What gets me is the hypocrisy of zoos. I actually think people should be GRATEFUL to the Copenhagen Zoo for outing this practice so bluntly. Zoos claim they are as much about individual animal welfare as about conservation, but often they are about neither.

Animal protection groups focused on zoo animal welfare, which are well aware of these practices,  have been promoting “cradle to grave” care for decades. If a zoo cannot commit to cradle to grave care for every animal born at its facility, then it should not allow breeding. Whether that’s through chemical means, gelding, or separation of the sexes, they should not allow babies to be born to which they cannot commit a lifetime of care. The reaction of people online and on this list leads me to believe that most people, even those working against captive orcas at SeaWorld, think that what happened to Marius is a horrible, brutal one-off or that only the Copenhagen Zoo is guilty of it. That is so far from the truth as to be laughable.

Usually euthanasia is done as it is in shelters, with chemicals. The meat is not usable then and, as I said, is sent to landfills or rendering plants. Marius was shot (arguably more humane, actually, if more shocking) because they wanted to feed him to the lions as part of the “educational” part of the event and they didn’t want to spoil the meat.
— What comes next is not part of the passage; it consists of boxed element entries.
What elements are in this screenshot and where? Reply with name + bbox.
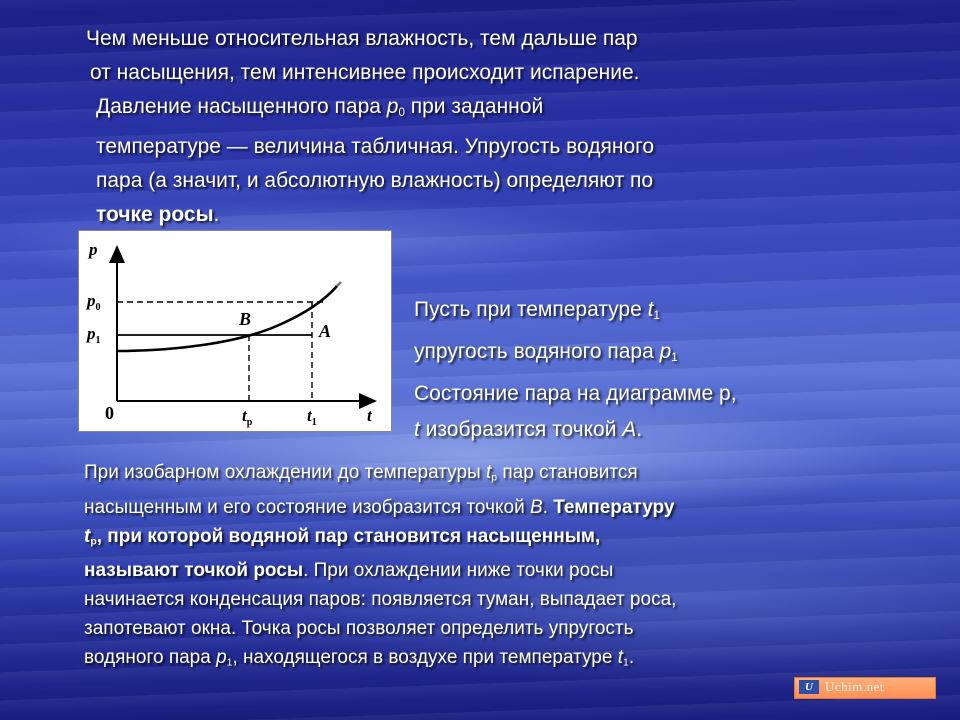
bottom-line-2: насыщенным и его состояние изобразится точкой B. Температуру xyxy=(84,496,675,518)
t1-label: $t_1$ xyxy=(307,406,317,428)
intro-paragraph xyxy=(86,22,816,232)
dew-point-explanation xyxy=(84,458,864,678)
let-line-3: Состояние пара на диаграмме p, xyxy=(414,381,737,405)
axis-t-label: t xyxy=(367,406,372,425)
bottom-line-3: $t_р$, при которой водяной пар становится насыщенным, xyxy=(84,525,601,548)
intro-line-6: точке росы. xyxy=(96,202,220,226)
let-line-4: t изобразится точкой A. xyxy=(414,417,643,441)
intro-line-2: от насыщения, тем интенсивнее происходит испарение. xyxy=(90,61,640,84)
logo-mark-icon: U xyxy=(799,680,819,694)
bottom-line-6: запотевают окна. Точка росы позволяет определить упругость xyxy=(84,618,634,640)
let-paragraph xyxy=(414,292,854,448)
point-b-label: B xyxy=(239,309,252,329)
let-line-1: Пусть при температуре $t_1$ xyxy=(414,298,660,322)
tp-label: $t_р$ xyxy=(242,406,253,428)
bottom-line-7: водяного пара $p_1$, находящегося в воздухе при температуре $t_1$. xyxy=(84,647,635,669)
intro-line-5: пара (а значит, и абсолютную влажность) определяют по xyxy=(96,168,654,192)
dew-point-term: точке росы xyxy=(96,202,214,226)
p0-label: $p_0$ xyxy=(87,291,101,313)
p1-label: $p_1$ xyxy=(87,324,101,346)
intro-line-1: Чем меньше относительная влажность, тем дальше пар xyxy=(86,27,638,50)
bottom-line-5: начинается конденсация паров: появляется туман, выпадает роса, xyxy=(84,589,677,611)
saturation-curve xyxy=(117,286,337,351)
bottom-line-4: называют точкой росы. При охлаждении ниже точки росы xyxy=(84,560,614,582)
origin-label: 0 xyxy=(105,403,114,423)
uchim-net-logo[interactable] xyxy=(794,677,936,699)
saturation-curve-fade xyxy=(337,282,341,286)
logo-text: Uchim.net xyxy=(825,679,885,694)
point-a-label: A xyxy=(319,321,332,341)
pressure-temperature-diagram xyxy=(78,230,392,432)
axis-p-label: p xyxy=(89,240,98,259)
diagram-svg xyxy=(79,231,391,431)
intro-line-4: температуре — величина табличная. Упругость водяного xyxy=(96,134,655,158)
let-line-2: упругость водяного пара $p_1$ xyxy=(414,339,678,364)
bottom-line-1: При изобарном охлаждении до температуры $t_р$ пар становится xyxy=(84,462,638,484)
intro-line-3: Давление насыщенного пара $p_0$ при заданной xyxy=(96,95,544,119)
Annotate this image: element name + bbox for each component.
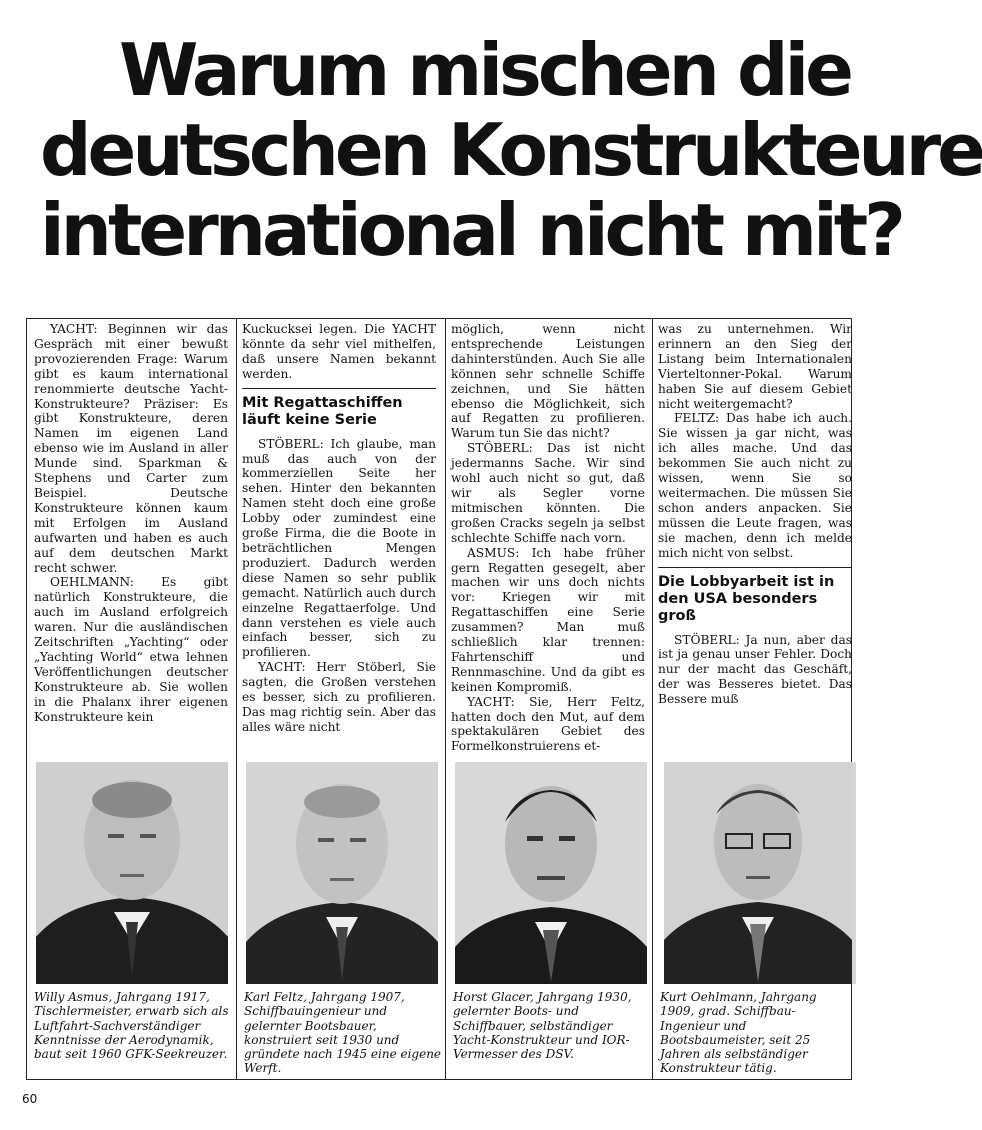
column-rule (445, 318, 446, 1080)
column-rule (236, 318, 237, 1080)
paragraph: möglich, wenn nicht entsprechende Leistungen dahinterstünden. Auch Sie alle können sehr schnelle Schiffe zeichnen, und Sie hätten ebenso die Möglichkeit, sich auf Regatten zu profilieren. Warum tun Sie das nicht? (451, 322, 645, 441)
subheading: Mit Regattaschiffen läuft keine Serie (242, 388, 436, 433)
article-column-1 (34, 322, 228, 724)
article-column-3 (451, 322, 645, 754)
headline-line-2: deutschen Konstrukteure (40, 108, 982, 192)
paragraph: ASMUS: Ich habe früher gern Regatten gesegelt, aber machen wir uns doch nichts vor: Kriegen wir mit Regattaschiffen eine Serie zusammen? Man muß schließlich klar trennen: Fahrtenschiff und Rennmaschine. Und da gibt es keinen Kompromiß. (451, 545, 645, 694)
column-rule (652, 318, 653, 1080)
headline-line-3: international nicht mit? (40, 188, 902, 272)
paragraph: FELTZ: Das habe ich auch. Sie wissen ja gar nicht, was ich alles mache. Und das bekommen Sie auch nicht zu wissen, wenn Sie so weitermachen. Die müssen Sie schon anders anpacken. Sie müssen die Leute fragen, was sie machen, denn ich melde mich nicht von selbst. (658, 411, 852, 560)
paragraph: Kuckucksei legen. Die YACHT könnte da sehr viel mithelfen, daß unsere Namen bekannt werden. (242, 322, 436, 381)
paragraph: YACHT: Sie, Herr Feltz, hatten doch den Mut, auf dem spektakulären Gebiet des Formelkonstruierens et- (451, 694, 645, 754)
article-column-4 (658, 322, 852, 707)
caption-glacer: Horst Glacer, Jahrgang 1930, gelernter Boots- und Schiffbauer, selbständiger Yacht-Konstrukteur und IOR-Vermesser des DSV. (453, 990, 632, 1062)
paragraph: STÖBERL: Das ist nicht jedermanns Sache. Wir sind wohl auch nicht so gut, daß wir als Segler vorne mitmischen könnten. Die großen Cracks segeln ja selbst schlechte Schiffe nach vorn. (451, 441, 645, 545)
paragraph: was zu unternehmen. Wir erinnern an den Sieg der Listang beim Internationalen Vierteltonner-Pokal. Warum haben Sie auf diesem Gebiet nicht weitergemacht? (658, 322, 852, 411)
portrait-photo-oehlmann (664, 762, 856, 984)
caption-asmus: Willy Asmus, Jahrgang 1917, Tischlermeister, erwarb sich als Luftfahrt-Sachverständiger Kenntnisse der Aerodynamik, baut seit 1960 GFK-Seekreuzer. (34, 990, 229, 1062)
subheading: Die Lobbyarbeit ist in den USA besonders groß (658, 567, 852, 629)
portrait-photo-feltz (246, 762, 438, 984)
paragraph: STÖBERL: Ich glaube, man muß das auch von der kommerziellen Seite her sehen. Hinter den bekannten Namen steht doch eine große Lobby oder zumindest eine große Firma, die die Boote in beträchtlichen Mengen produziert. Dadurch werden diese Namen so sehr publik gemacht. Natürlich auch durch einzelne Regattaerfolge. Und dann verstehen es viele auch einfach besser, sich zu profilieren. (242, 436, 436, 660)
portrait-photo-glacer (455, 762, 647, 984)
headline (40, 28, 982, 272)
caption-oehlmann: Kurt Oehlmann, Jahrgang 1909, grad. Schiffbau-Ingenieur und Bootsbaumeister, seit 25 Jahren als selbständiger Konstrukteur tätig. (660, 990, 817, 1076)
caption-feltz: Karl Feltz, Jahrgang 1907, Schiffbauingenieur und gelernter Bootsbauer, konstruiert seit 1930 und gründete nach 1945 eine eigene Werft. (244, 990, 442, 1076)
paragraph: OEHLMANN: Es gibt natürlich Konstrukteure, die auch im Ausland erfolgreich waren. Nur die ausländischen Zeitschriften „Yachting“ oder „Yachting World“ etwa lehnen Veröffentlichungen deutscher Konstrukteure ab. Sie wollen in die Phalanx ihrer eigenen Konstrukteure kein (34, 575, 228, 724)
page-number: 60 (22, 1092, 38, 1106)
headline-line-1: Warum mischen die (119, 28, 850, 112)
article-column-2 (242, 322, 436, 735)
paragraph: YACHT: Herr Stöberl, Sie sagten, die Großen verstehen es besser, sich zu profilieren. Das mag richtig sein. Aber das alles wäre nicht (242, 660, 436, 734)
paragraph: YACHT: Beginnen wir das Gespräch mit einer bewußt provozierenden Frage: Warum gibt es kaum international renommierte deutsche Yacht-Konstrukteure? Präziser: Es gibt Konstrukteure, deren Namen im eigenen Land ebenso wie im Ausland in aller Munde sind. Sparkman & Stephens und Carter zum Beispiel. Deutsche Konstrukteure können kaum mit Erfolgen im Ausland aufwarten und haben es auch auf dem deutschen Markt recht schwer. (34, 322, 228, 575)
paragraph: STÖBERL: Ja nun, aber das ist ja genau unser Fehler. Doch nur der macht das Geschäft, der was Besseres bietet. Das Bessere muß (658, 632, 852, 707)
portrait-photo-asmus (36, 762, 228, 984)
As I also said on FB, Marius didn’t give a shit how he died – it’s the people who are horrified at the betrayal of trust inherent in feeding him a piece of bread and then shooting him when he bent down, but putting him down with a shot of phenobarbital would have been just as horrible – it just would have been quieter.

The irony is that other zoos no doubt registered the avalanche of attention and criticism that buried the Copenhagen Zoo and will only go to even greater lengths to keep zoo euthanasia hidden from the zoo-loving public.